Dentre os principais pontos derrubados, havia o trecho que permitia que empreendimentos de médio potencial poluidor fossem submetidos ao Licenciamento por Adesão e Compromisso (LAC), uma modalidade simplificada que dispensa a realização de estudos de impacto ambiental. Esse dispositivo, que antes era limitado a projetos de pequeno potencial poluidor — por determinação do Supremo Tribunal Federal (STF) —, passa a ser aplicado a empreendimentos de médio porte. Para obter a licença, o responsável precisará apresentar apenas um Relatório de Caracterização do Empreendimento (RCE), cuja análise pelos órgãos ambientais não será obrigatória e será feita apenas por amostragem.

Houve, ainda, a liberação do processo de licenciamento ambiental em terras indígenas e quilombolas que ainda não foram homologadas sem a consulta à Fundação Nacional dos Povos Indígenas (Funai) e à Fundação Palmares. Antes, as entidades deviam ser consultadas mesmo que as terras não tivessem sido demarcadas.

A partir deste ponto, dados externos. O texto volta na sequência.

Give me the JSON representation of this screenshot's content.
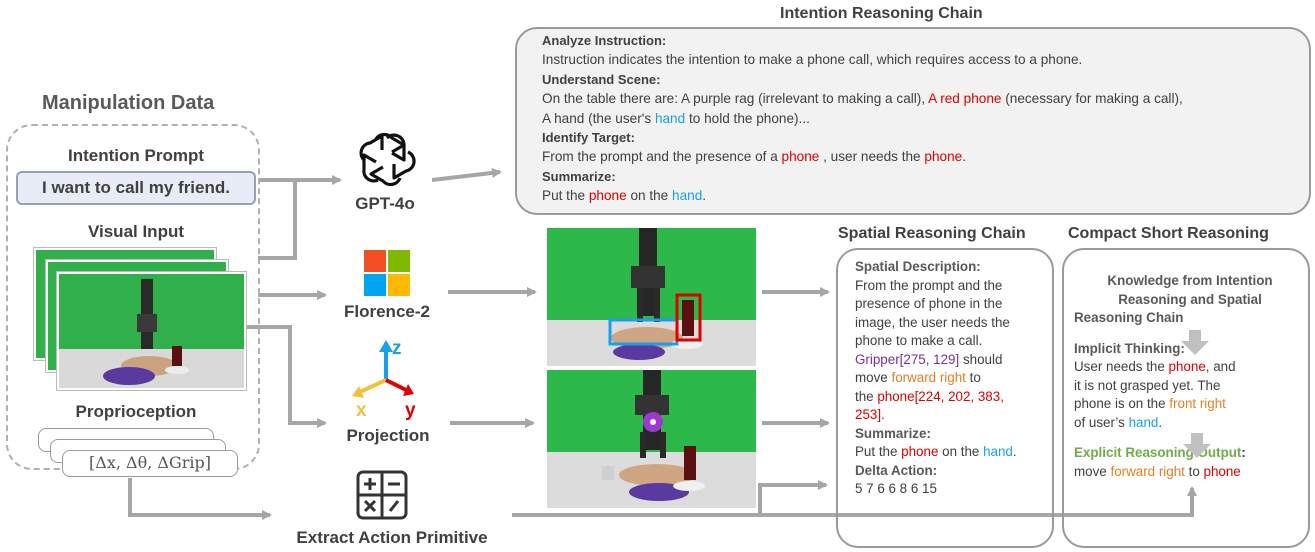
{
  "left": {
    "title": "Manipulation Data",
    "intention_prompt_label": "Intention Prompt",
    "prompt_text": "I want to call my friend.",
    "visual_input_label": "Visual Input",
    "proprioception_label": "Proprioception",
    "proprioception_value": "[Δx, Δθ, ΔGrip]"
  },
  "models": {
    "gpt": "GPT-4o",
    "florence": "Florence-2",
    "projection": "Projection",
    "extract": "Extract Action Primitive",
    "axis_x": "x",
    "axis_y": "y",
    "axis_z": "z"
  },
  "intention": {
    "title": "Intention Reasoning Chain",
    "h1": "Analyze Instruction:",
    "t1": "Instruction indicates the intention to make a phone call, which requires access to a phone.",
    "h2": "Understand Scene:",
    "t2a": "On the table there are: A purple rag (irrelevant to making a call), ",
    "t2b": "A red phone",
    "t2c": " (necessary for making a call),",
    "t3a": "A hand (the user's ",
    "t3b": "hand",
    "t3c": " to hold the phone)...",
    "h3": "Identify Target:",
    "t4a": "From the prompt and the presence of a ",
    "t4b": "phone",
    "t4c": " , user needs the ",
    "t4d": "phone",
    "t4e": ".",
    "h4": "Summarize:",
    "t5a": "Put the ",
    "t5b": "phone",
    "t5c": " on the ",
    "t5d": "hand",
    "t5e": "."
  },
  "spatial": {
    "title": "Spatial Reasoning Chain",
    "h1": "Spatial Description:",
    "l1": "From the prompt and the",
    "l2": "presence of phone in the",
    "l3": "image, the user needs the",
    "l4": "phone to make a call.",
    "l5a": "Gripper[275, 129]",
    "l5b": " should",
    "l6a": "move ",
    "l6b": "forward right",
    "l6c": " to",
    "l7a": "the ",
    "l7b": "phone[224, 202, 383,",
    "l8": "253].",
    "h2": "Summarize:",
    "l9a": "Put the ",
    "l9b": "phone",
    "l9c": " on the ",
    "l9d": "hand",
    "l9e": ".",
    "h3": "Delta Action:",
    "l10": "5 7 6 6 8 6 15"
  },
  "compact": {
    "title": "Compact Short Reasoning",
    "k1": "Knowledge from Intention",
    "k2": "Reasoning and Spatial",
    "k3": "Reasoning Chain",
    "h1": "Implicit Thinking:",
    "i1a": "User needs the ",
    "i1b": "phone",
    "i1c": ", and",
    "i2": "it is not grasped yet. The",
    "i3a": "phone is on the ",
    "i3b": "front right",
    "i4a": "of user’s ",
    "i4b": "hand",
    "i4c": ".",
    "h2": "Explicit Reasoning Output",
    "h2colon": ":",
    "o1a": "move ",
    "o1b": "forward right",
    "o1c": " to ",
    "o1d": "phone"
  },
  "colors": {
    "red": "#e00000",
    "blue": "#1aa0e6",
    "orange": "#e67e22",
    "purple": "#7a2fa0",
    "green": "#70ad47",
    "screen_green": "#2db84a"
  }
}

O Congresso também derrubou a proibição de delegação para que estados e municípios estabeleçam seus próprios critérios sobre o potencial poluidor de um empreendimento. Ambientalistas temem que essa regionalização resulte na redução dos padrões de exigências ambientais.

Setores comemoram

O relator, deputado Zé Vitor, comemorou a aprovação do projeto, que tramitava havia 22 anos. "É a primeira vez que nós teremos uma lei de fato. Então, não há que se falar em proteção ambiental com normas sustentadas em portarias e resoluções. Nós teremos a primeira lei no Brasil que trata de licenciamento ambiental", afirmou.

A Confederação Nacional da Indústria (CNI) considerou a decisão positiva. O presidente da entidade, Ricardo Alban, afirmou que a derrubada "recupera a coerência do texto". "O objetivo central é conferir maior agilidade e segurança jurídica ao licenciamento, condições indispensáveis para atrair investimentos, criar empregos e viabilizar obras essenciais em áreas como saneamento, logística, energia e infraestrutura", destacou. O presidente da Frente Parlamentar da Agricultura (FPA), deputado Pedro Lupion (Republicanos-PR), classificou a derrubada como "mais uma vitória importante, não apenas da FPA, mas do Brasil". "A racionalização do sistema de licenciamento ambiental é essencial para destravar o desenvolvimento, gerar empregos e atrair investimentos, sem prejuízo à proteção ambiental", destacou o parlamentar.